A few things that might be worth looking at if you build AI-augmented workflows:
Policy hooks as a governance layer. pre-tool-hard-gate.sh intercepts every tool call Claude Code makes and blocks dangerous operations (force push, rm -rf, credential access). This was implemented before Anthropic shipped official hook support — the pattern turned out to be the same one they chose.
The MCP server pattern. mcp/t9_seed_server.py wraps the seed engine as a Model Context Protocol server. Claude Code calls t9_capture, t9_search, t9_status as native tools instead of running bash commands. Also implemented before Anthropic's official MCP integration.
Constitution as code. The 3-tier constitution isn't documentation — it's the actual operating logic. L1 defines what entities are and how they move. L2 defines when transitions happen (using disparation as the trigger model). L3 defines how L1 and L2 can be changed.
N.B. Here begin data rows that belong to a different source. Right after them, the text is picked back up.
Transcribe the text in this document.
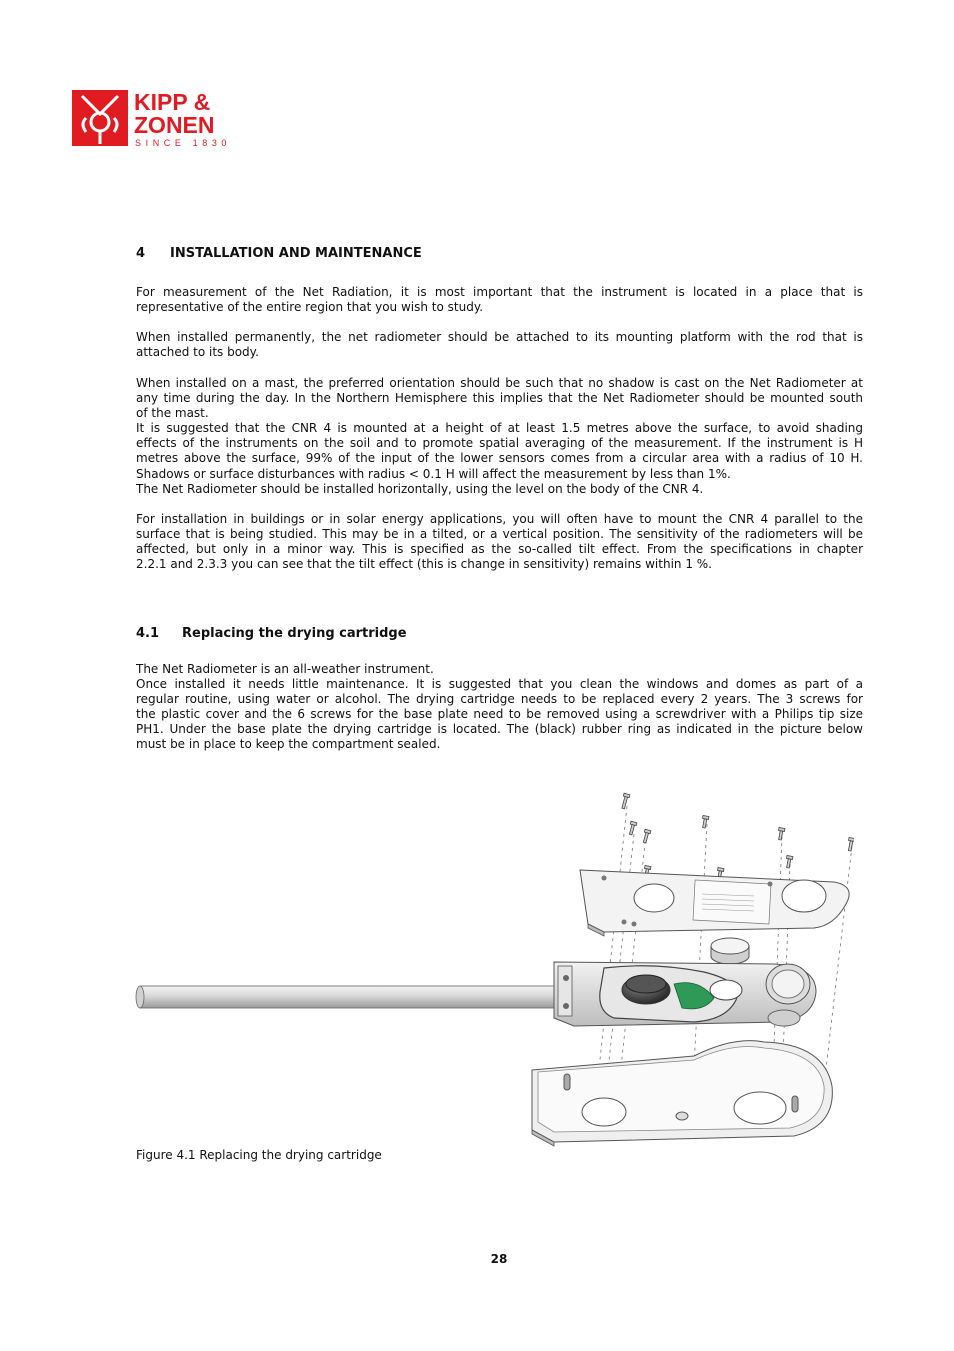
KIPP &
ZONEN
SINCE 1830
4 INSTALLATION AND MAINTENANCE

For measurement of the Net Radiation, it is most important that the instrument is located in a place that is
representative of the entire region that you wish to study.

When installed permanently, the net radiometer should be attached to its mounting platform with the rod that is
attached to its body.

When installed on a mast, the preferred orientation should be such that no shadow is cast on the Net Radiometer at
any time during the day. In the Northern Hemisphere this implies that the Net Radiometer should be mounted south
of the mast.
It is suggested that the CNR 4 is mounted at a height of at least 1.5 metres above the surface, to avoid shading
effects of the instruments on the soil and to promote spatial averaging of the measurement. If the instrument is H
metres above the surface, 99% of the input of the lower sensors comes from a circular area with a radius of 10 H.
Shadows or surface disturbances with radius < 0.1 H will affect the measurement by less than 1%.
The Net Radiometer should be installed horizontally, using the level on the body of the CNR 4.

For installation in buildings or in solar energy applications, you will often have to mount the CNR 4 parallel to the
surface that is being studied. This may be in a tilted, or a vertical position. The sensitivity of the radiometers will be
affected, but only in a minor way. This is specified as the so-called tilt effect. From the specifications in chapter
2.2.1 and 2.3.3 you can see that the tilt effect (this is change in sensitivity) remains within 1 %.

4.1 Replacing the drying cartridge

The Net Radiometer is an all-weather instrument.
Once installed it needs little maintenance. It is suggested that you clean the windows and domes as part of a
regular routine, using water or alcohol. The drying cartridge needs to be replaced every 2 years. The 3 screws for
the plastic cover and the 6 screws for the base plate need to be removed using a screwdriver with a Philips tip size
PH1. Under the base plate the drying cartridge is located. The (black) rubber ring as indicated in the picture below
must be in place to keep the compartment sealed.

Figure 4.1 Replacing the drying cartridge
28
The Guardian system enforces all of it.
Philosophical consistency as a real constraint. The Guardian system includes two philosophy reviewers (G2-A: vision alignment, G2-B: ontological alignment). Code that violates Simondonian principles gets flagged the same way code with security vulnerabilities does. This sounds excessive until you realize that without it, AI assistants quietly simplify your ideas into something more conventional.
T9OS/
├── t9_seed.py # seed engine — entity management, search, lifecycle
├── constitution/ # L1 (execution), L2 (interpretation), L3 (amendment), Guardians
├── telos/ # mission, goals, Simondon mapping, mental models
├── decisions/ # 66 Architecture Decision Records
├── lib/ # config, logger, parsers, transduction, IPC
├── pipes/ # pipelines — guardian batch, CEO brief, calendar, deadlines
├── mcp/ # MCP server wrapping t9_seed.py
├── artifacts/ # generated documents, research, whitepapers
├── deploy/ # deployment configs
├── data/ # runtime data (conversations, composes) [gitignored]
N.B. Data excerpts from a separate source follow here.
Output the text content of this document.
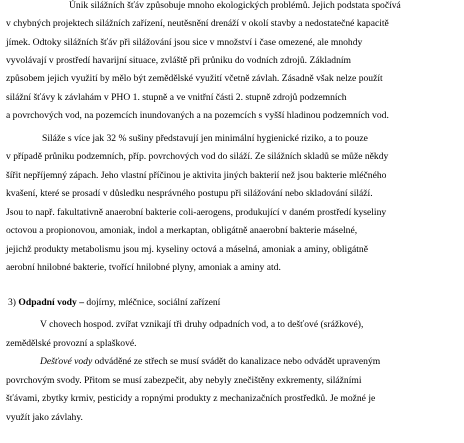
Únik silážních šťáv způsobuje mnoho ekologických problémů. Jejich podstata spočívá
v chybných projektech silážních zařízení, neutěsnění drenáží v okolí stavby a nedostatečné kapacitě
jímek. Odtoky silážních šťáv při silážování jsou sice v množství i čase omezené, ale mnohdy
vyvolávají v prostředí havarijní situace, zvláště při průniku do vodních zdrojů. Základním
způsobem jejich využití by mělo být zemědělské využití včetně závlah. Zásadně však nelze použít
silážní šťávy k závlahám v PHO 1. stupně a ve vnitřní části 2. stupně zdrojů podzemních
a povrchových vod, na pozemcích inundovaných a na pozemcích s vyšší hladinou podzemních vod.
Siláže s více jak 32 % sušiny představují jen minimální hygienické riziko, a to pouze
v případě průniku podzemních, příp. povrchových vod do siláží. Ze silážních skladů se může někdy
šířit nepříjemný zápach. Jeho vlastní příčinou je aktivita jiných bakterií než jsou bakterie mléčného
kvašení, které se prosadí v důsledku nesprávného postupu při silážování nebo skladování siláží.
Jsou to např. fakultativně anaerobní bakterie coli-aerogens, produkující v daném prostředí kyseliny
octovou a propionovou, amoniak, indol a merkaptan, obligátně anaerobní bakterie máselné,
jejichž produkty metabolismu jsou mj. kyseliny octová a máselná, amoniak a aminy, obligátně
aerobní hnilobné bakterie, tvořící hnilobné plyny, amoniak a aminy atd.
3) Odpadní vody – dojírny, mléčnice, sociální zařízení
V chovech hospod. zvířat vznikají tři druhy odpadních vod, a to dešťové (srážkové),
zemědělské provozní a splaškové.
Dešťové vody odváděné ze střech se musí svádět do kanalizace nebo odvádět upraveným
povrchovým svody. Přitom se musí zabezpečit, aby nebyly znečištěny exkrementy, silážními
šťávami, zbytky krmiv, pesticidy a ropnými produkty z mechanizačních prostředků. Je možné je
využít jako závlahy.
├── field/ # preindividual entities (inbox, impulses) [gitignored]
├── spaces/ # active/suspended/archived entities [gitignored]
└── memory/ # long-term memory store
T9 OS is deeply personal infrastructure. It assumes a specific directory layout, specific API keys, and a specific human. You probably can't run it as-is.
What you can do:
- Read the constitution (
constitution/L1_execution.md,L2_interpretation.md,L3_amendment.md) to see how a self-amending rule system works in practice - Read the ADRs (
decisions/) to see 66 real architectural decisions with Simondonian phase metadata - Study the hook pattern (
.claude/hooks/pre-tool-hard-gate.sh) for a working example of AI policy enforcement - Look at the seed engine (
t9_seed.py) — ~900 lines managing the full entity lifecycle with SQLite FTS
If you want to adapt the ideas for your own system, start with the constitution pattern. Three tiers. Hard rules, interpretation rules, amendment rules. It scales surprisingly well.
- Claude Code — primary AI agent
- Python 3 + SQLite (FTS5) — seed engine
- Bash — policy hooks, cron orchestration
- Gemini CLI — batch operations, OCR
- Simondon's L'individuation à la lumière des notions de forme et d'information (1958) — philosophical foundation
Not yet decided. The code is being shared for transparency and as a reference architecture. If you find something useful, take it.
T9 OS is a metastable system. It is not finished. By design, it never will be.